Structured Data Source Integration#

This document details steps involved in adding a new structured data source integration in EvaDB.

Example Data Source Integration In EvaDB#

Create Data Source Handler#

1. Create a new directory at evadb/third_party/databases/#

Note

The directory name is also the engine name used in the CREATE DATABASE mydb_source WITH ENGINE = “…”. In this document, we use mydb as the example data source we want to integrate in EvaDB.

The directory should contain three files:

  • __init__.py

  • requirements.txt

  • mydb_handler.py

The __init__.py can contain copyright information. The requirements.txt contains the extra python libraries that need to be installed via pip for the mydb data source.

Note

EvaDB will only install a data source’s specific dependency libraries when a connection to the data source is created by the user via, e.g., CREATE DATABASE mydb_source WITH ENGINE = “mydb”;.

2. Implement the data source handler#

In mydb_handler.py, you need to implement the DBHandler declared at evadb/third_party/databases/types.py.
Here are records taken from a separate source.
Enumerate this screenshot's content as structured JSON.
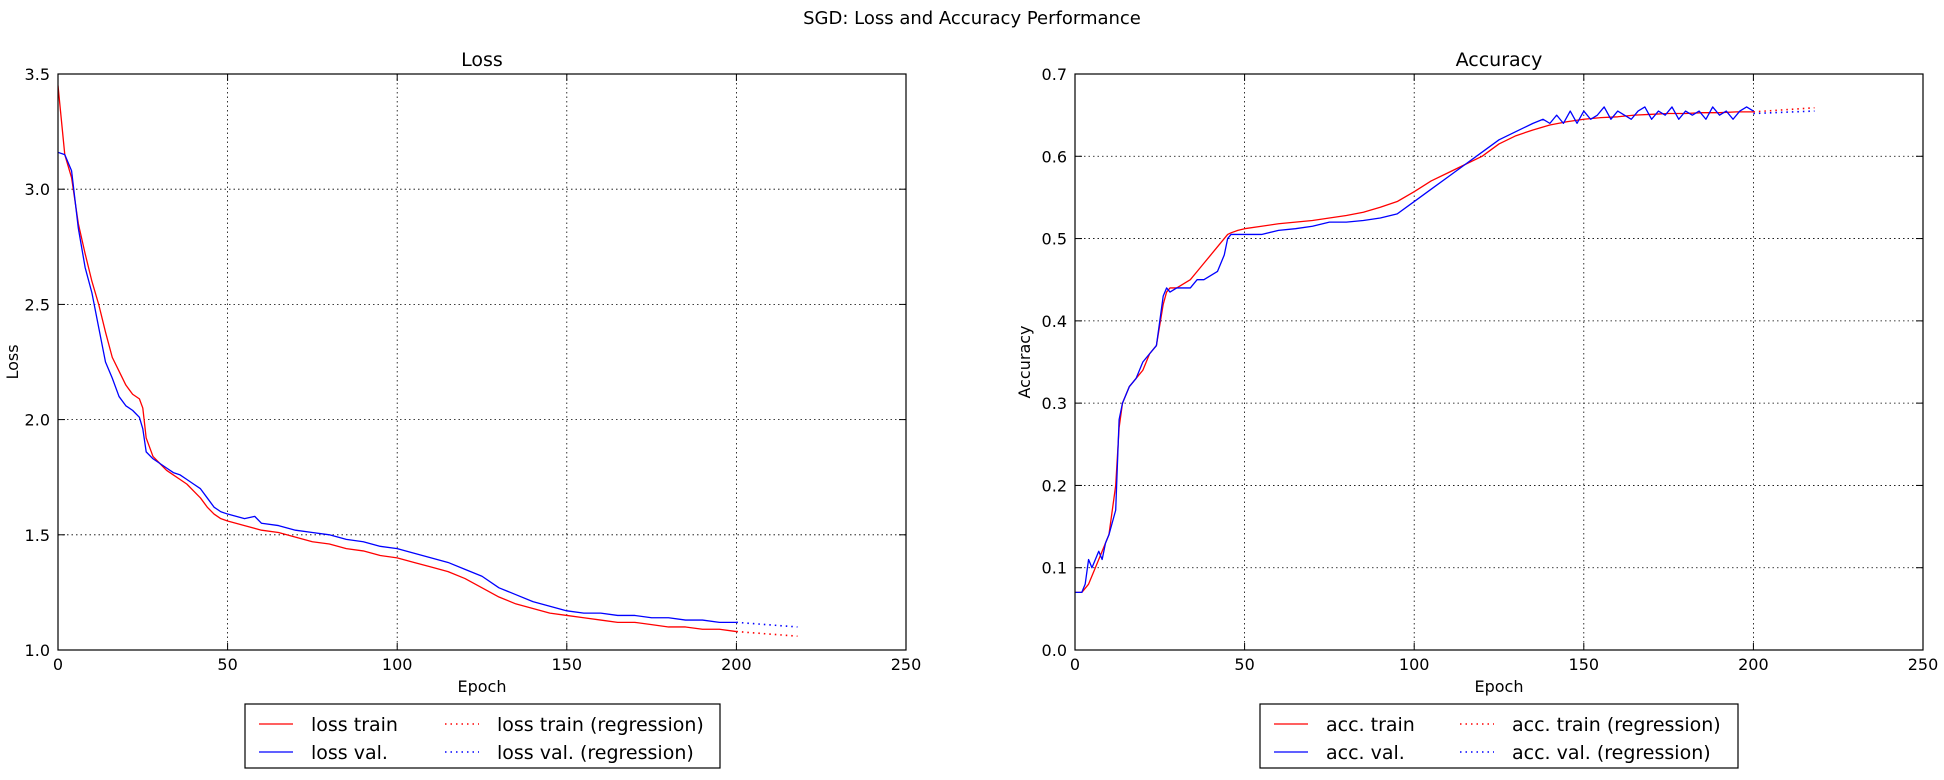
{
  "figure": {
    "title": "SGD: Loss and Accuracy Performance"
  },
  "chart_data": [
    {
      "type": "line",
      "title": "Loss",
      "xlabel": "Epoch",
      "ylabel": "Loss",
      "xlim": [
        0,
        250
      ],
      "ylim": [
        1.0,
        3.5
      ],
      "xticks": [
        0,
        50,
        100,
        150,
        200,
        250
      ],
      "yticks": [
        1.0,
        1.5,
        2.0,
        2.5,
        3.0,
        3.5
      ],
      "xtick_labels": [
        "0",
        "50",
        "100",
        "150",
        "200",
        "250"
      ],
      "ytick_labels": [
        "1.0",
        "1.5",
        "2.0",
        "2.5",
        "3.0",
        "3.5"
      ],
      "grid": true,
      "legend_position": "bottom-center (below plot)",
      "series": [
        {
          "name": "loss train",
          "color": "#ff0000",
          "style": "solid",
          "x": [
            0,
            2,
            4,
            6,
            8,
            10,
            12,
            14,
            16,
            18,
            20,
            22,
            24,
            25,
            26,
            28,
            30,
            32,
            34,
            36,
            38,
            40,
            42,
            44,
            46,
            48,
            50,
            55,
            60,
            65,
            70,
            75,
            80,
            85,
            90,
            95,
            100,
            105,
            110,
            115,
            120,
            125,
            130,
            135,
            140,
            145,
            150,
            155,
            160,
            165,
            170,
            175,
            180,
            185,
            190,
            195,
            200
          ],
          "y": [
            3.45,
            3.15,
            3.05,
            2.85,
            2.72,
            2.6,
            2.5,
            2.38,
            2.27,
            2.21,
            2.15,
            2.11,
            2.09,
            2.05,
            1.92,
            1.84,
            1.81,
            1.78,
            1.76,
            1.74,
            1.72,
            1.69,
            1.66,
            1.62,
            1.59,
            1.57,
            1.56,
            1.54,
            1.52,
            1.51,
            1.49,
            1.47,
            1.46,
            1.44,
            1.43,
            1.41,
            1.4,
            1.38,
            1.36,
            1.34,
            1.31,
            1.27,
            1.23,
            1.2,
            1.18,
            1.16,
            1.15,
            1.14,
            1.13,
            1.12,
            1.12,
            1.11,
            1.1,
            1.1,
            1.09,
            1.09,
            1.08
          ]
        },
        {
          "name": "loss val.",
          "color": "#0000ff",
          "style": "solid",
          "x": [
            0,
            2,
            4,
            6,
            8,
            10,
            12,
            14,
            16,
            18,
            20,
            22,
            24,
            25,
            26,
            28,
            30,
            32,
            34,
            36,
            38,
            40,
            42,
            44,
            46,
            48,
            50,
            55,
            58,
            60,
            65,
            70,
            75,
            80,
            85,
            90,
            95,
            100,
            105,
            110,
            115,
            120,
            125,
            130,
            135,
            140,
            145,
            150,
            155,
            160,
            165,
            170,
            175,
            180,
            185,
            190,
            195,
            200
          ],
          "y": [
            3.16,
            3.15,
            3.08,
            2.83,
            2.66,
            2.55,
            2.4,
            2.25,
            2.18,
            2.1,
            2.06,
            2.04,
            2.01,
            1.96,
            1.86,
            1.83,
            1.81,
            1.79,
            1.77,
            1.76,
            1.74,
            1.72,
            1.7,
            1.66,
            1.62,
            1.6,
            1.59,
            1.57,
            1.58,
            1.55,
            1.54,
            1.52,
            1.51,
            1.5,
            1.48,
            1.47,
            1.45,
            1.44,
            1.42,
            1.4,
            1.38,
            1.35,
            1.32,
            1.27,
            1.24,
            1.21,
            1.19,
            1.17,
            1.16,
            1.16,
            1.15,
            1.15,
            1.14,
            1.14,
            1.13,
            1.13,
            1.12,
            1.12
          ]
        },
        {
          "name": "loss train (regression)",
          "color": "#ff0000",
          "style": "dotted",
          "x": [
            200,
            218
          ],
          "y": [
            1.08,
            1.06
          ]
        },
        {
          "name": "loss val. (regression)",
          "color": "#0000ff",
          "style": "dotted",
          "x": [
            200,
            218
          ],
          "y": [
            1.12,
            1.1
          ]
        }
      ]
    },
    {
      "type": "line",
      "title": "Accuracy",
      "xlabel": "Epoch",
      "ylabel": "Accuracy",
      "xlim": [
        0,
        250
      ],
      "ylim": [
        0.0,
        0.7
      ],
      "xticks": [
        0,
        50,
        100,
        150,
        200,
        250
      ],
      "yticks": [
        0.0,
        0.1,
        0.2,
        0.3,
        0.4,
        0.5,
        0.6,
        0.7
      ],
      "xtick_labels": [
        "0",
        "50",
        "100",
        "150",
        "200",
        "250"
      ],
      "ytick_labels": [
        "0.0",
        "0.1",
        "0.2",
        "0.3",
        "0.4",
        "0.5",
        "0.6",
        "0.7"
      ],
      "grid": true,
      "legend_position": "bottom-center (below plot)",
      "series": [
        {
          "name": "acc. train",
          "color": "#ff0000",
          "style": "solid",
          "x": [
            0,
            2,
            4,
            6,
            8,
            10,
            12,
            13,
            14,
            16,
            18,
            20,
            22,
            24,
            26,
            27,
            28,
            30,
            32,
            34,
            36,
            38,
            40,
            42,
            44,
            45,
            46,
            48,
            50,
            55,
            60,
            65,
            70,
            75,
            80,
            85,
            90,
            95,
            100,
            105,
            110,
            115,
            120,
            125,
            130,
            135,
            140,
            145,
            150,
            155,
            160,
            165,
            170,
            175,
            180,
            185,
            190,
            195,
            200
          ],
          "y": [
            0.07,
            0.07,
            0.08,
            0.1,
            0.12,
            0.14,
            0.2,
            0.27,
            0.3,
            0.32,
            0.33,
            0.34,
            0.36,
            0.37,
            0.42,
            0.435,
            0.44,
            0.44,
            0.445,
            0.45,
            0.46,
            0.47,
            0.48,
            0.49,
            0.5,
            0.505,
            0.507,
            0.51,
            0.512,
            0.515,
            0.518,
            0.52,
            0.522,
            0.525,
            0.528,
            0.532,
            0.538,
            0.545,
            0.557,
            0.57,
            0.58,
            0.59,
            0.6,
            0.615,
            0.625,
            0.632,
            0.638,
            0.642,
            0.645,
            0.647,
            0.648,
            0.65,
            0.651,
            0.652,
            0.652,
            0.653,
            0.653,
            0.654,
            0.654
          ]
        },
        {
          "name": "acc. val.",
          "color": "#0000ff",
          "style": "solid",
          "x": [
            0,
            2,
            3,
            4,
            5,
            6,
            7,
            8,
            9,
            10,
            12,
            13,
            14,
            16,
            18,
            20,
            22,
            24,
            26,
            27,
            28,
            30,
            32,
            34,
            36,
            38,
            40,
            42,
            44,
            45,
            46,
            48,
            50,
            55,
            60,
            65,
            70,
            75,
            80,
            85,
            90,
            95,
            100,
            105,
            110,
            115,
            120,
            125,
            130,
            135,
            138,
            140,
            142,
            144,
            146,
            148,
            150,
            152,
            154,
            156,
            158,
            160,
            162,
            164,
            166,
            168,
            170,
            172,
            174,
            176,
            178,
            180,
            182,
            184,
            186,
            188,
            190,
            192,
            194,
            196,
            198,
            200
          ],
          "y": [
            0.07,
            0.07,
            0.08,
            0.11,
            0.1,
            0.11,
            0.12,
            0.11,
            0.13,
            0.14,
            0.17,
            0.28,
            0.3,
            0.32,
            0.33,
            0.35,
            0.36,
            0.37,
            0.43,
            0.44,
            0.435,
            0.44,
            0.44,
            0.44,
            0.45,
            0.45,
            0.455,
            0.46,
            0.48,
            0.5,
            0.505,
            0.505,
            0.505,
            0.505,
            0.51,
            0.512,
            0.515,
            0.52,
            0.52,
            0.522,
            0.525,
            0.53,
            0.545,
            0.56,
            0.575,
            0.59,
            0.605,
            0.62,
            0.63,
            0.64,
            0.645,
            0.64,
            0.65,
            0.64,
            0.655,
            0.64,
            0.655,
            0.645,
            0.65,
            0.66,
            0.645,
            0.655,
            0.65,
            0.645,
            0.655,
            0.66,
            0.645,
            0.655,
            0.65,
            0.66,
            0.645,
            0.655,
            0.65,
            0.655,
            0.645,
            0.66,
            0.65,
            0.655,
            0.645,
            0.655,
            0.66,
            0.655
          ]
        },
        {
          "name": "acc. train (regression)",
          "color": "#ff0000",
          "style": "dotted",
          "x": [
            200,
            218
          ],
          "y": [
            0.654,
            0.659
          ]
        },
        {
          "name": "acc. val. (regression)",
          "color": "#0000ff",
          "style": "dotted",
          "x": [
            200,
            218
          ],
          "y": [
            0.652,
            0.655
          ]
        }
      ]
    }
  ]
}
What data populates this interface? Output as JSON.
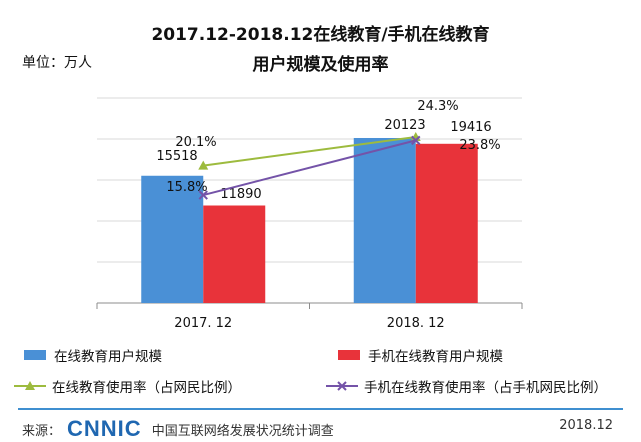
{
  "header": {
    "title_line1": "2017.12-2018.12在线教育/手机在线教育",
    "title_line2": "用户规模及使用率",
    "unit": "单位：万人"
  },
  "footer": {
    "source_label": "来源：",
    "logo_text": "CNNIC",
    "source_text": "中国互联网络发展状况统计调查",
    "date": "2018.12"
  },
  "colors": {
    "bar_online": "#4a90d6",
    "bar_mobile": "#e8333a",
    "line_online": "#9dbb3e",
    "line_mobile": "#7453a8",
    "grid": "#d9d9d9"
  },
  "chart_data": {
    "type": "bar",
    "categories": [
      "2017. 12",
      "2018. 12"
    ],
    "series": [
      {
        "name": "在线教育用户规模",
        "kind": "bar",
        "values": [
          15518,
          11890
        ],
        "labels": [
          "15518",
          "11890"
        ]
      },
      {
        "name": "手机在线教育用户规模",
        "kind": "bar",
        "values": [
          20123,
          19416
        ],
        "labels": [
          "20123",
          "19416"
        ]
      },
      {
        "name": "在线教育使用率（占网民比例）",
        "kind": "line",
        "values": [
          20.1,
          24.3
        ],
        "labels": [
          "20.1%",
          "24.3%"
        ]
      },
      {
        "name": "手机在线教育使用率（占手机网民比例）",
        "kind": "line",
        "values": [
          15.8,
          23.8
        ],
        "labels": [
          "15.8%",
          "23.8%"
        ]
      }
    ],
    "bar_ylim": [
      0,
      25000
    ],
    "line_ylim": [
      0,
      30
    ],
    "grid": true,
    "legend_position": "bottom"
  }
}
There are 7 functions that you need to implement:

class MydbHandler(DBHandler):

     def __init__(self, name: str, **kwargs):
             ...
     def connect(self):
             ...
     def disconnect(self):
             ...
     def check_connection(self) -> DBHandlerStatus:
             ...
     def get_tables(self) -> DBHandlerResponse:
             ...
     def get_columns(self, table_name: str) -> DBHandlerResponse:
             ...
     def execute_native_query(self, query_string: str) -> DBHandlerResponse:
             ...

The get_tables should retrieve the list of tables from the data source. The get_columns should retrieve the columns of a specified table from the database. The execute_native_query specifies how to execute the query through the data source’s engine. For more details, please check the function signature and documentation at evadb/third_party/databases/types.py.

You can get the data source’s configuration parameters from __init__(self, name: str, **kwargs). Below is an example:

def __init__(self, name: str, **kwargs):
     super().__init__(name)
     self.host = kwargs.get("host")
     self.port = kwargs.get("port")
     self.user = kwargs.get("user")
     self.password = kwargs.get("password")

Note

Those parameters will be specified when the user creates a connection to the data source: CREATE DATABASE mydb_source WITH ENGINE = “mydb”, PARAMETERS = {“host”: “localhost”, “port”: “5432”, “user”: “eva”, “password”: “password”};.

You can check the PostgreSQL’s handler example at evadb/third_party/databases/postgres/postgres_handler.py for ideas.

Register the Data Source Handler#

Add your created data source handler in get_database_handler function at evadb/third_party/databases/interface.py. Below is an example of registering the created mydb data source:

...
elif engine == "mydb":
     return mod.MydbHandler(engine, **kwargs)
...

Add the Data Source in Documentation#

Add your new data source into Data Sources section for reference.